Proche de François Hollande, Benjamin Stora, historien spécialiste de
l'Algérie, et dans un entretien accordé, ce samedi, au journal en ligne
Mediapart, a conseillé, en quelque sorte, le nouveau président français de
jouer la carte de l'apaisement avec l'Algérie. Une sortie synchronisée presque
sur le dernier discours de Bouteflika, à Sétif, à l'occasion de la
commémoration des massacres du 8 Mai 1945 commis à Guelma, Sétif et Kherrata,
où il a appelé à en finir avec la guerre des mémoires et de tourner la page.
L'historien estime que François Hollande doit faire des «gestes d'apaisement mémoriel»

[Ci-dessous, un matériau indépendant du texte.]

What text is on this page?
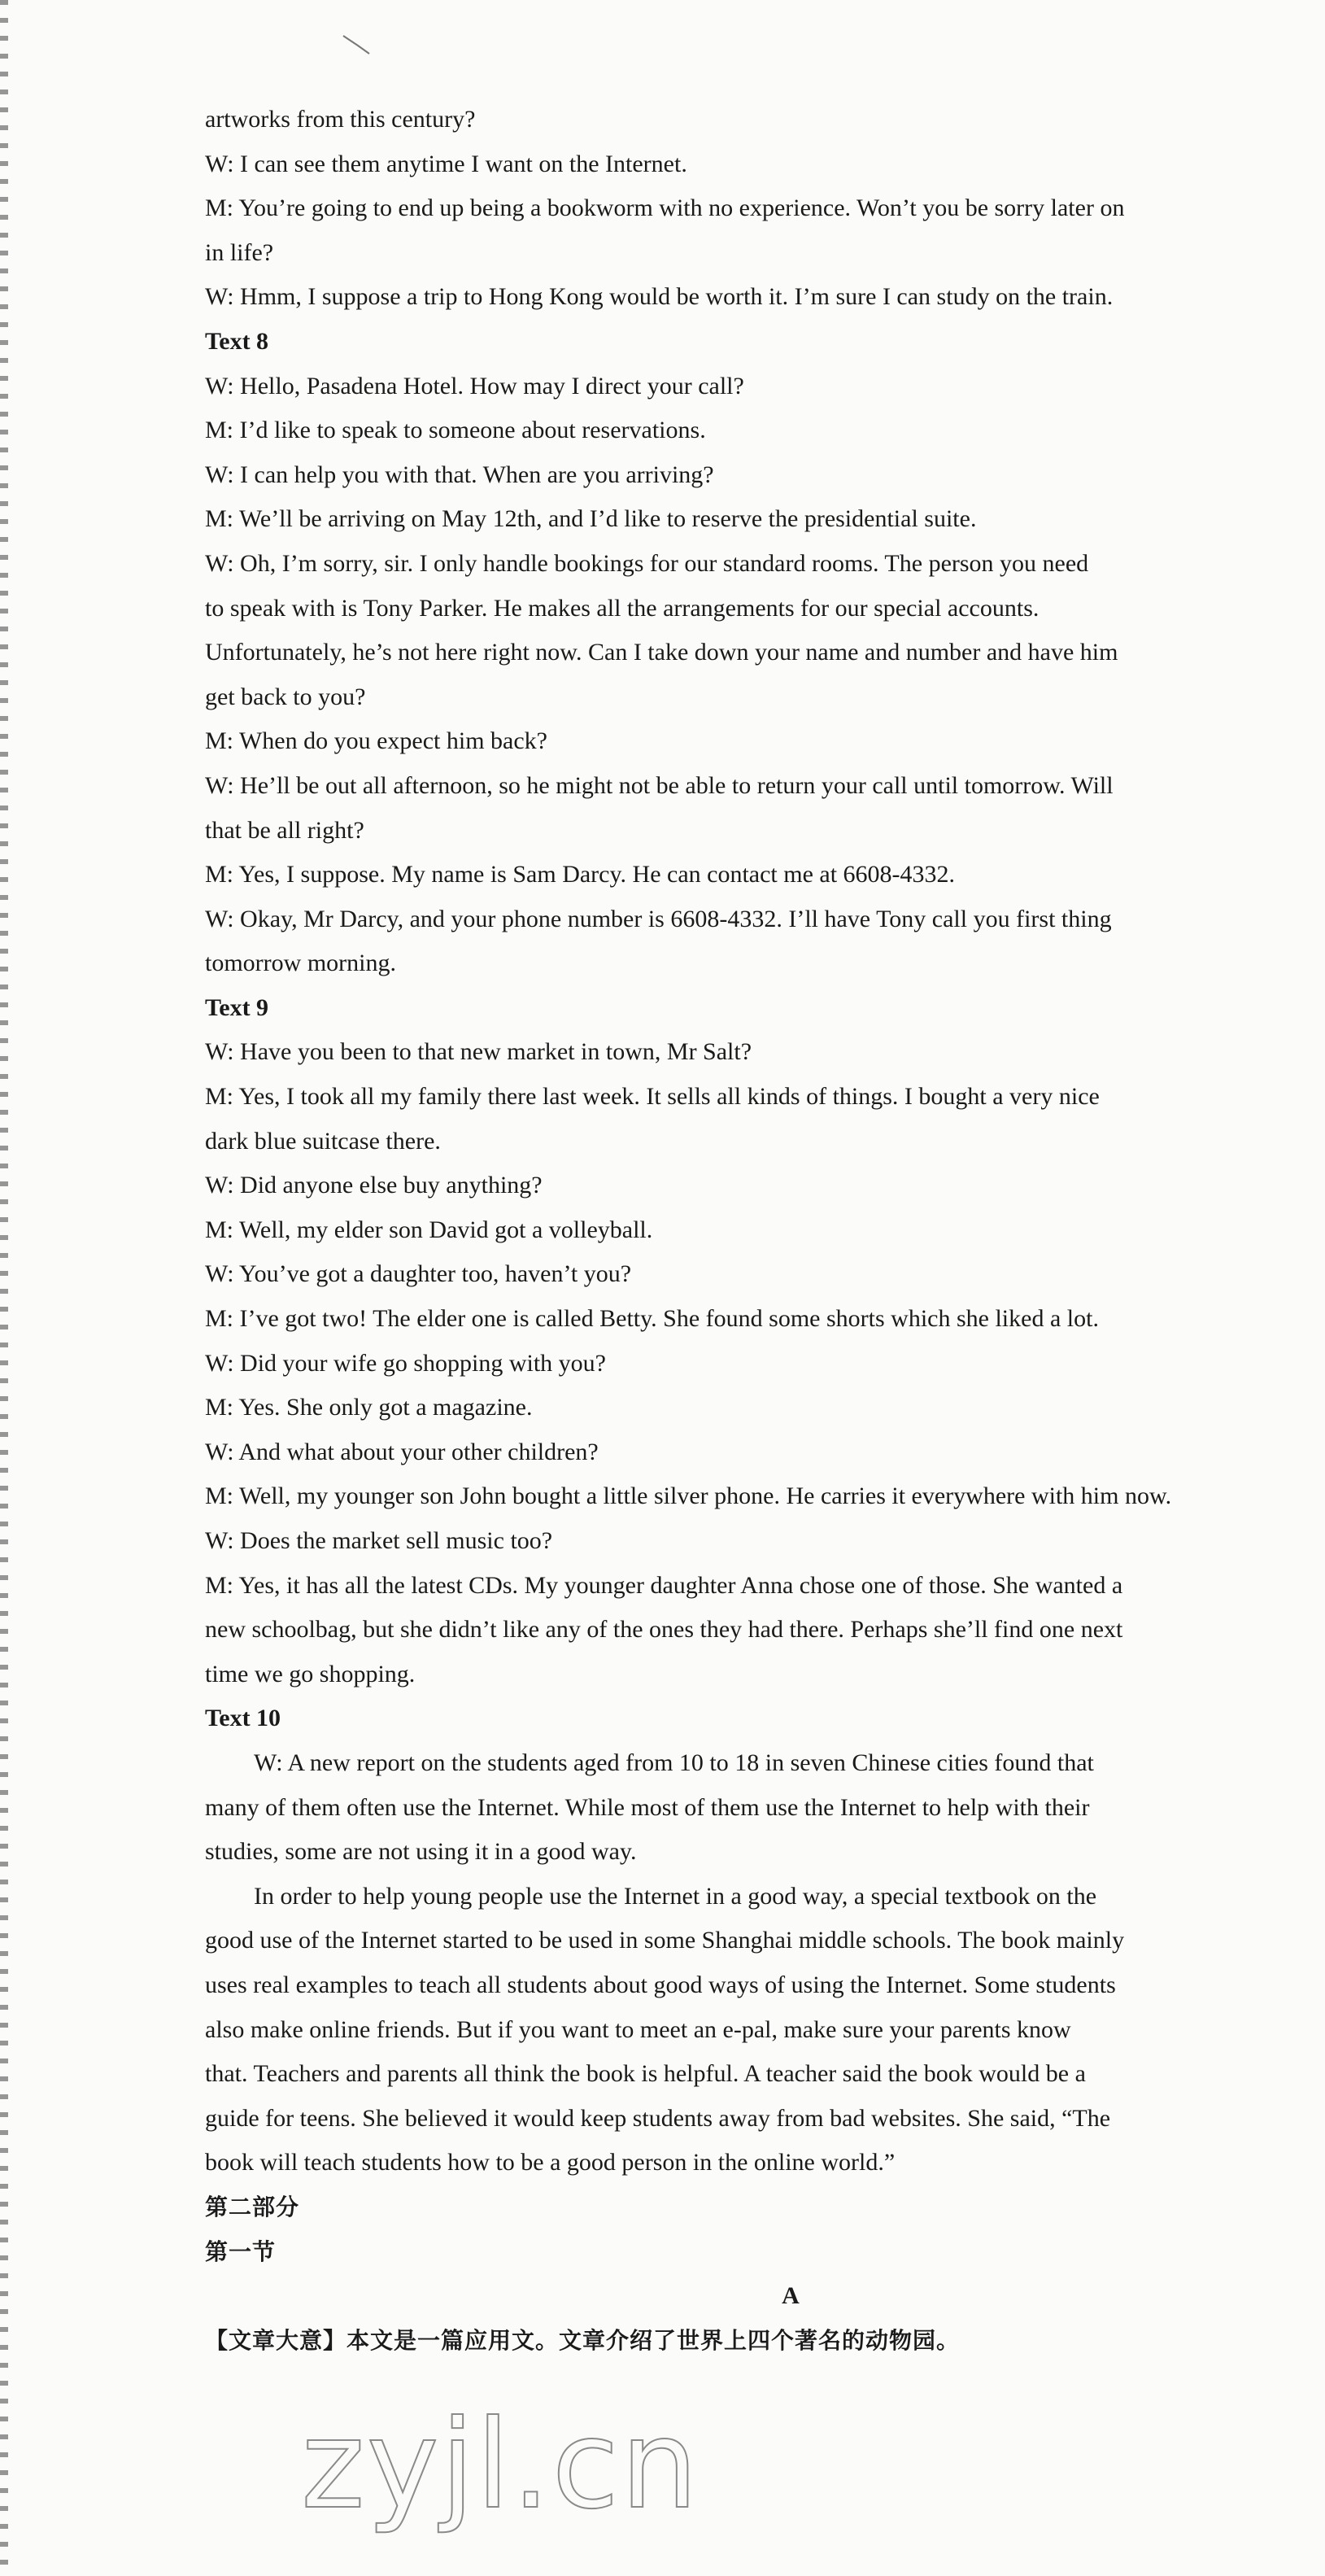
artworks from this century?
W: I can see them anytime I want on the Internet.
M: You’re going to end up being a bookworm with no experience. Won’t you be sorry later on
in life?
W: Hmm, I suppose a trip to Hong Kong would be worth it. I’m sure I can study on the train.
Text 8
W: Hello, Pasadena Hotel. How may I direct your call?
M: I’d like to speak to someone about reservations.
W: I can help you with that. When are you arriving?
M: We’ll be arriving on May 12th, and I’d like to reserve the presidential suite.
W: Oh, I’m sorry, sir. I only handle bookings for our standard rooms. The person you need
to speak with is Tony Parker. He makes all the arrangements for our special accounts.
Unfortunately, he’s not here right now. Can I take down your name and number and have him
get back to you?
M: When do you expect him back?
W: He’ll be out all afternoon, so he might not be able to return your call until tomorrow. Will
that be all right?
M: Yes, I suppose. My name is Sam Darcy. He can contact me at 6608-4332.
W: Okay, Mr Darcy, and your phone number is 6608-4332. I’ll have Tony call you first thing
tomorrow morning.
Text 9
W: Have you been to that new market in town, Mr Salt?
M: Yes, I took all my family there last week. It sells all kinds of things. I bought a very nice
dark blue suitcase there.
W: Did anyone else buy anything?
M: Well, my elder son David got a volleyball.
W: You’ve got a daughter too, haven’t you?
M: I’ve got two! The elder one is called Betty. She found some shorts which she liked a lot.
W: Did your wife go shopping with you?
M: Yes. She only got a magazine.
W: And what about your other children?
M: Well, my younger son John bought a little silver phone. He carries it everywhere with him now.
W: Does the market sell music too?
M: Yes, it has all the latest CDs. My younger daughter Anna chose one of those. She wanted a
new schoolbag, but she didn’t like any of the ones they had there. Perhaps she’ll find one next
time we go shopping.
Text 10
W: A new report on the students aged from 10 to 18 in seven Chinese cities found that
many of them often use the Internet. While most of them use the Internet to help with their
studies, some are not using it in a good way.
In order to help young people use the Internet in a good way, a special textbook on the
good use of the Internet started to be used in some Shanghai middle schools. The book mainly
uses real examples to teach all students about good ways of using the Internet. Some students
also make online friends. But if you want to meet an e-pal, make sure your parents know
that. Teachers and parents all think the book is helpful. A teacher said the book would be a
guide for teens. She believed it would keep students away from bad websites. She said, “The
book will teach students how to be a good person in the online world.”
第二部分
第一节
A
【文章大意】本文是一篇应用文。文章介绍了世界上四个著名的动物园。
zyjl.cn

en direction de l'ancienne colonie, et ce pont doit passer, entre autres, par
la reconnaissance officielle du 17 octobre 1961 défendue par le candidat
socialiste Hollande lorsqu'il s'est rendu, accompagné de Benjamin Stora, le 17
octobre 2011 dernier sur le pont de Clichy, où des Algériens ont été jetés dans
la Seine. Ce geste d'apaisement est également celui d'une réponse donnée à la
perche tendue par le président algérien, qui ne fait plus de la repentance une
condition sine qua non pour dépassionner les relations entre les deux pays. Le
natif de Constantine affirme que la question de la mémoire, contentieux qui a
longtemps envenimé les rapports bilatéraux, est un préalable pour éviter toute
accusation de pratiques «néocolonialistes». Une question ravivée après la loi
de 2005 sur les aspects positifs de la colonisation et des relations devenues
conflictuelles entre les deux capitales, principalement sous le mandat de
Sarkozy qui a multiplié les maladresses contre Alger en essayant désespérément
de s'allier les voix des nostalgiques de l'Algérie française et des harkis. La
gauche avait demandé l'abrogation de cette loi et Jean-Marc Ayrault, le
président du groupe socialiste à l'Assemblée française, est d'ailleurs
particulièrement sévère lorsqu'il explique ses motivations: «L'article que nous
voulons abroger est une faute politique et une aberration éducative. Il n'aide
pas notre pays à regarder lucidement son histoire. Il réhabilite le bon vieux
temps de la coloniale et occulte les violences, les exactions». Cette prise de
position de la gauche, vers qui l'Algérie garde encore des rancoeurs
historiques, encouragerait le nouveau locataire de l'Elysée à entreprendre des
démarches franches à même de relancer à nouveau les relations bilatérales. M.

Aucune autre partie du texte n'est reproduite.